Research ethics require us to get informed consent, assess risks and
benefits, and perform selection of subjects - none of which are explicit
in Play, don’t replay. And as someone who works nearly full time on
informed consent, that does nag at my senses. I’d like to see more of
those elements drawn in, more of a sense of responsibility incorporated.
But I can’t get past the idea that this isn’t clearly
research. It’s talking to people. And the internet has changed the way
we talk to people. Talking to people over twitter reaches more people
than a clinical trial if you’re Jane. When Amanda Palmer has a twitter
chat about sexual violence, it reaches several orders of magnitude more
people than a sexual violence research study.
That reach itself doesn’t make it a study.
I also can’t get past the idea that this isn’t clearly
not-research either. There’s enough dancing near the creation of
knowledge that, with the right eyes, one could say this is a page that
should have been reviewed by an ethics committee.
I would love to have seen both parties do something different here.

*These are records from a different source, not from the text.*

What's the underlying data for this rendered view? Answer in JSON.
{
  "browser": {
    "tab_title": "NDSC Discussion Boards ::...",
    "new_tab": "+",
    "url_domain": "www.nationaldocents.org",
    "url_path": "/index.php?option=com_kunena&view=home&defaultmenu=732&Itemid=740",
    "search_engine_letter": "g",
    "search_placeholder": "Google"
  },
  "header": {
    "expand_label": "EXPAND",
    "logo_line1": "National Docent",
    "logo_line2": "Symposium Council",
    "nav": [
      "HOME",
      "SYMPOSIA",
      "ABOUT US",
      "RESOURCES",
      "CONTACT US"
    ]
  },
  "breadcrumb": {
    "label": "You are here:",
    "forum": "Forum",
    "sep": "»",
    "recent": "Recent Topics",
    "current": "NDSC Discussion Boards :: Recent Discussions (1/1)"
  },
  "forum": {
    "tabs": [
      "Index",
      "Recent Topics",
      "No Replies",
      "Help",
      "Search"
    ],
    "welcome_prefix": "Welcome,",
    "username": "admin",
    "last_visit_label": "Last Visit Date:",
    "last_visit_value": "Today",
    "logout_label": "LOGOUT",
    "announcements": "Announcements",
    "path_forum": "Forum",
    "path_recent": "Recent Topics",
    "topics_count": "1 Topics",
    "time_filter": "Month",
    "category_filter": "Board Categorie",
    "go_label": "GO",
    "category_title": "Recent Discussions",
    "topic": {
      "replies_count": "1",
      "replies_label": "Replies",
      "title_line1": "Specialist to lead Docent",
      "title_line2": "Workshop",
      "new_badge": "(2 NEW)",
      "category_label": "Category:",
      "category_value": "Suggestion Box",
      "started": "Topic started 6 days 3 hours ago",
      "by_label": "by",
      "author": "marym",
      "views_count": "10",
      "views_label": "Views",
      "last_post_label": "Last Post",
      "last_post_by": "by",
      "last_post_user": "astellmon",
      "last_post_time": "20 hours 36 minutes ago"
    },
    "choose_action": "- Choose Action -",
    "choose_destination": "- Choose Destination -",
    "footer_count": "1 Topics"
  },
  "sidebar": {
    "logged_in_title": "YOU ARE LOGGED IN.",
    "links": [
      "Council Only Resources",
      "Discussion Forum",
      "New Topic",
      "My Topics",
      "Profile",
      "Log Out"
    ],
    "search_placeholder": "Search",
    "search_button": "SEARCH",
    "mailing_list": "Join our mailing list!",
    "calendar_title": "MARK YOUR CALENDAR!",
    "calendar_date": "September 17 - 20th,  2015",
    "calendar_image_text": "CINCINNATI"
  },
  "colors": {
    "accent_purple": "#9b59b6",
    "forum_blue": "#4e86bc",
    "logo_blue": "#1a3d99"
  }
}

I think Brendan’s accusation of shocking unethical irresponsible
behavior ignores local context about what is research and where research
ethics kick in. If you’re going to criticize someone’s ethics, you must
first attempt to understand their context. I see no evidence of that in
the criticism, and that bothers me.
I also think Jane’s page brushes close enough to research that she
should have run it past someone (not me, someone who does social science
and social media) to get an ethical review. I do not think it’s
unethical, though.
The real reason I think she should run it by ethical review is because
of her reach. I think that reach imposes an obligation, an obligation
that has never existed the way it now exists.
There is a real possibility for abuse in this space by those who have
social reach. Indeed I think this possibility is part of
the criticism leveled by Brendan, as he repeatedly notes that he
believes in her good intentions. The shockingness here is not attributed
to intention, which is an interesting point of intersection. Jane could
be a leader in how to use social reach ethically. I would love to see
her do it - there’s not a lot of candidates who could do it better than
she could.
But in the general context…the line between “just talking to
people” and “doing research” is dissolving.

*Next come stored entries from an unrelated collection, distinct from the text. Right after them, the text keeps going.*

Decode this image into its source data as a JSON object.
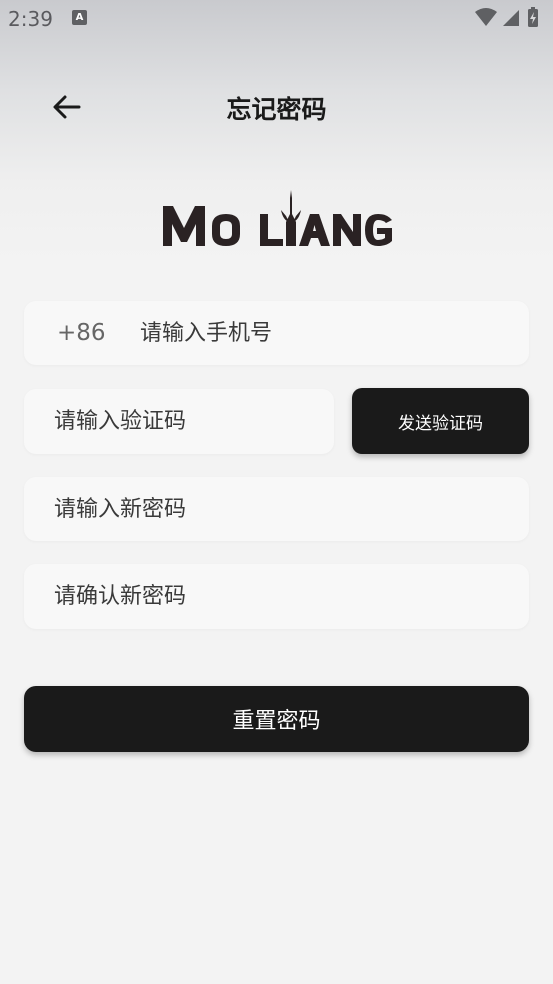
{
  "status_bar": {
    "time": "2:39",
    "notification_icon_letter": "A",
    "icons": [
      "wifi-icon",
      "signal-icon",
      "battery-charging-icon"
    ]
  },
  "header": {
    "title": "忘记密码",
    "back_icon": "arrow-left-icon"
  },
  "logo": {
    "text": "MO LIANG",
    "color": "#2a2223"
  },
  "form": {
    "country_code": "+86",
    "phone_placeholder": "请输入手机号",
    "code_placeholder": "请输入验证码",
    "send_code_label": "发送验证码",
    "new_password_placeholder": "请输入新密码",
    "confirm_password_placeholder": "请确认新密码",
    "submit_label": "重置密码"
  },
  "colors": {
    "primary_button": "#1a1a1a",
    "field_background": "#f8f8f8",
    "page_background": "#f3f3f3"
  }
}
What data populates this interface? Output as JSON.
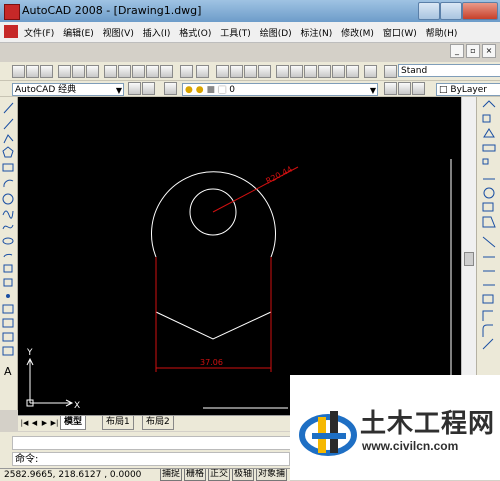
{
  "window": {
    "title": "AutoCAD 2008 - [Drawing1.dwg]"
  },
  "menu": {
    "items": [
      "文件(F)",
      "编辑(E)",
      "视图(V)",
      "插入(I)",
      "格式(O)",
      "工具(T)",
      "绘图(D)",
      "标注(N)",
      "修改(M)",
      "窗口(W)",
      "帮助(H)"
    ]
  },
  "toolbar2": {
    "workspace": "AutoCAD 经典",
    "layer": "0",
    "color": "ByLayer",
    "textstyle": "Stand"
  },
  "drawing": {
    "dim_radial": "R20.44",
    "dim_linear": "37.06"
  },
  "ucs": {
    "x_label": "X",
    "y_label": "Y"
  },
  "tabs": {
    "model": "模型",
    "layout1": "布局1",
    "layout2": "布局2"
  },
  "command": {
    "prompt": "命令:"
  },
  "status": {
    "coords": "2582.9665, 218.6127 , 0.0000",
    "buttons": [
      "捕捉",
      "栅格",
      "正交",
      "极轴",
      "对象捕"
    ]
  },
  "watermark": {
    "name": "土木工程网",
    "url": "www.civilcn.com"
  },
  "colors": {
    "canvas_bg": "#000000",
    "geometry": "#ffffff",
    "dimension": "#d01010",
    "accent_blue": "#1e6fc4"
  }
}
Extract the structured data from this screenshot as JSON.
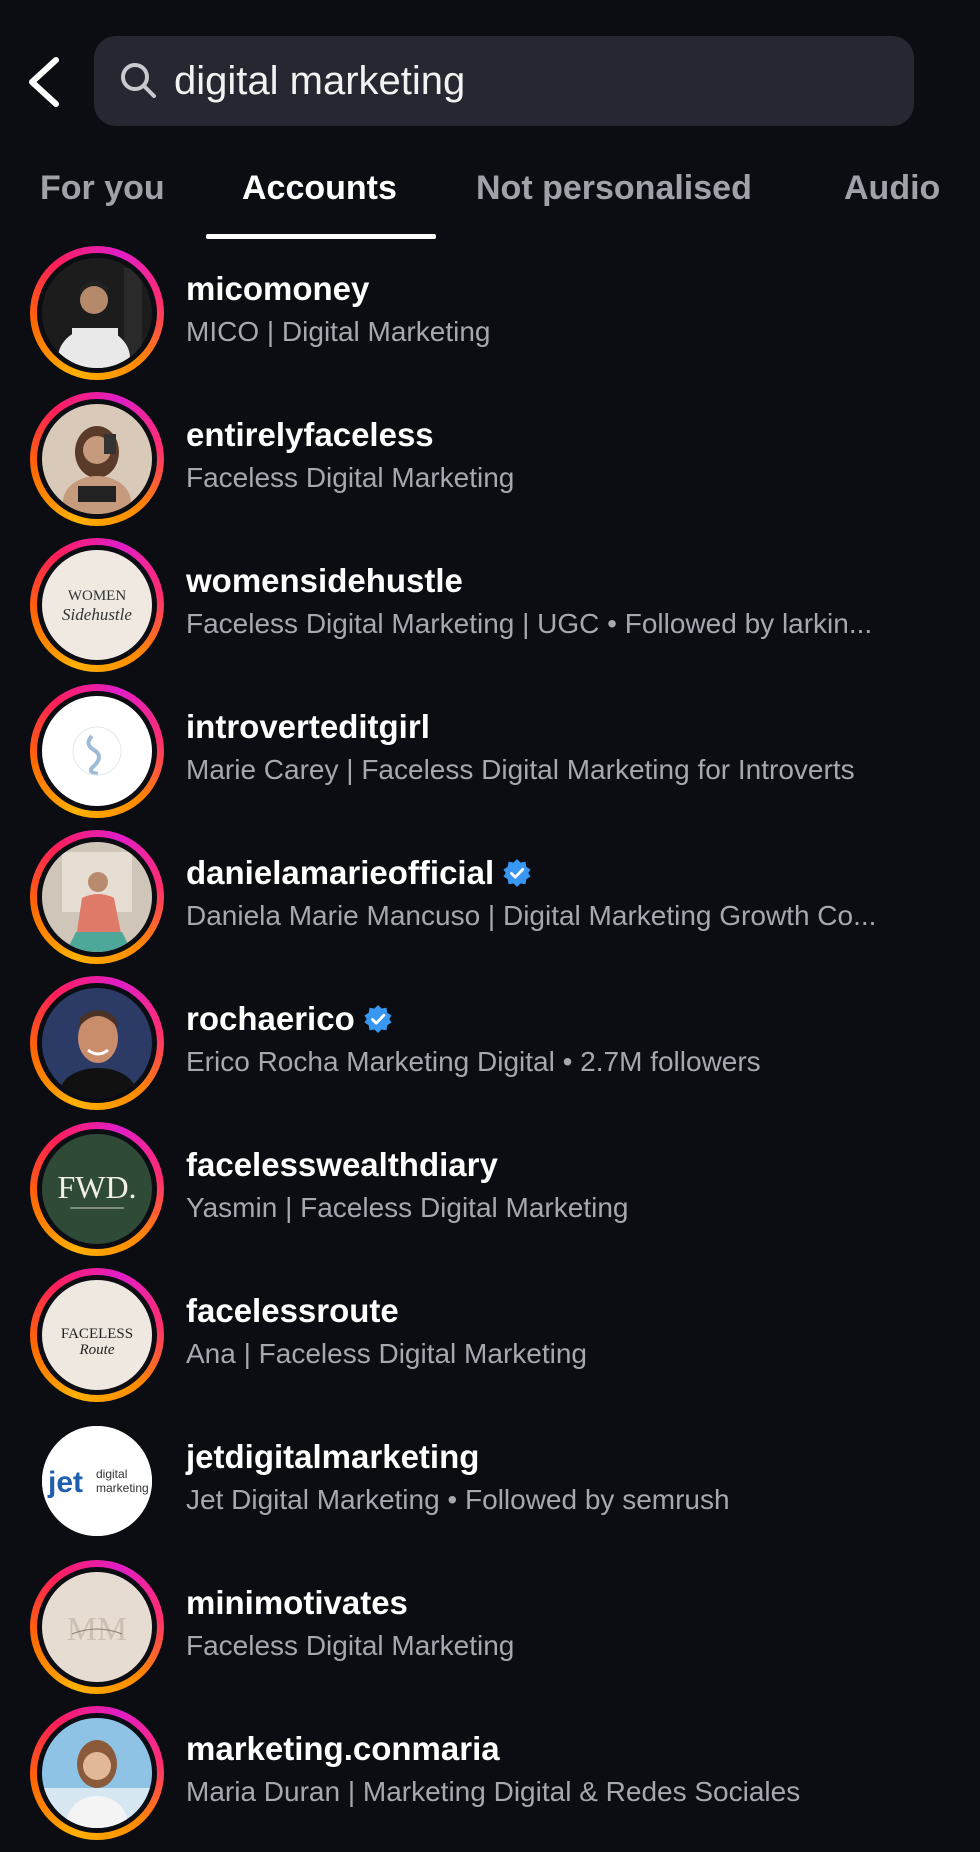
{
  "search": {
    "query": "digital marketing"
  },
  "tabs": [
    {
      "label": "For you"
    },
    {
      "label": "Accounts"
    },
    {
      "label": "Not personalised"
    },
    {
      "label": "Audio"
    }
  ],
  "accounts": [
    {
      "username": "micomoney",
      "subtitle": "MICO | Digital Marketing",
      "verified": false
    },
    {
      "username": "entirelyfaceless",
      "subtitle": "Faceless Digital Marketing",
      "verified": false
    },
    {
      "username": "womensidehustle",
      "subtitle": "Faceless Digital Marketing | UGC • Followed by larkin...",
      "verified": false,
      "avatar_text": [
        "WOMEN",
        "Sidehustle"
      ]
    },
    {
      "username": "introverteditgirl",
      "subtitle": "Marie Carey | Faceless Digital Marketing for Introverts",
      "verified": false
    },
    {
      "username": "danielamarieofficial",
      "subtitle": "Daniela Marie Mancuso | Digital Marketing Growth Co...",
      "verified": true
    },
    {
      "username": "rochaerico",
      "subtitle": "Erico Rocha Marketing Digital • 2.7M followers",
      "verified": true
    },
    {
      "username": "facelesswealthdiary",
      "subtitle": "Yasmin | Faceless Digital Marketing",
      "verified": false,
      "avatar_text": [
        "FWD."
      ]
    },
    {
      "username": "facelessroute",
      "subtitle": "Ana | Faceless Digital Marketing",
      "verified": false,
      "avatar_text": [
        "FACELESS",
        "Route"
      ]
    },
    {
      "username": "jetdigitalmarketing",
      "subtitle": "Jet Digital Marketing • Followed by semrush",
      "verified": false,
      "avatar_text": [
        "jet",
        "digital",
        "marketing"
      ]
    },
    {
      "username": "minimotivates",
      "subtitle": "Faceless Digital Marketing",
      "verified": false,
      "avatar_text": [
        "MM"
      ]
    },
    {
      "username": "marketing.conmaria",
      "subtitle": "Maria Duran | Marketing Digital & Redes Sociales",
      "verified": false
    }
  ],
  "colors": {
    "background": "#0b0d12",
    "search_bg": "#262730",
    "verified": "#3897f0",
    "subtitle": "#a6a8b0"
  }
}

We never had to even deal with that line. It was there because only
credentialed researchers could hit scale in talking to people. They
could raise money, they had structures to recruit. Now Jane’s got the
structures to recruit, and it’s costless to contact. Now
talking-to-people can brush right up against the edge of doing-research,
with all the attendant ethical questions swept up into the engine, with
none of the systems functioning and none of the people talking to each
other about the real problem.
We need to have a serious conversation about what the dissolution of
that line between research and conversation means. Research has much to
teach conversation. But - and this is essential - conversations at scale
have much to teach research. I would submit that conversations at scale
are simultaneously the most powerful form of research that we have yet
invented and a form of research that is totally outside our ethics,
because it is so new.
This needs to be a two-way street if traditional, university-oriented
research wants to survive. Because conversations at scale are going to
eat it alive if the academy tries to pick the wrong fight.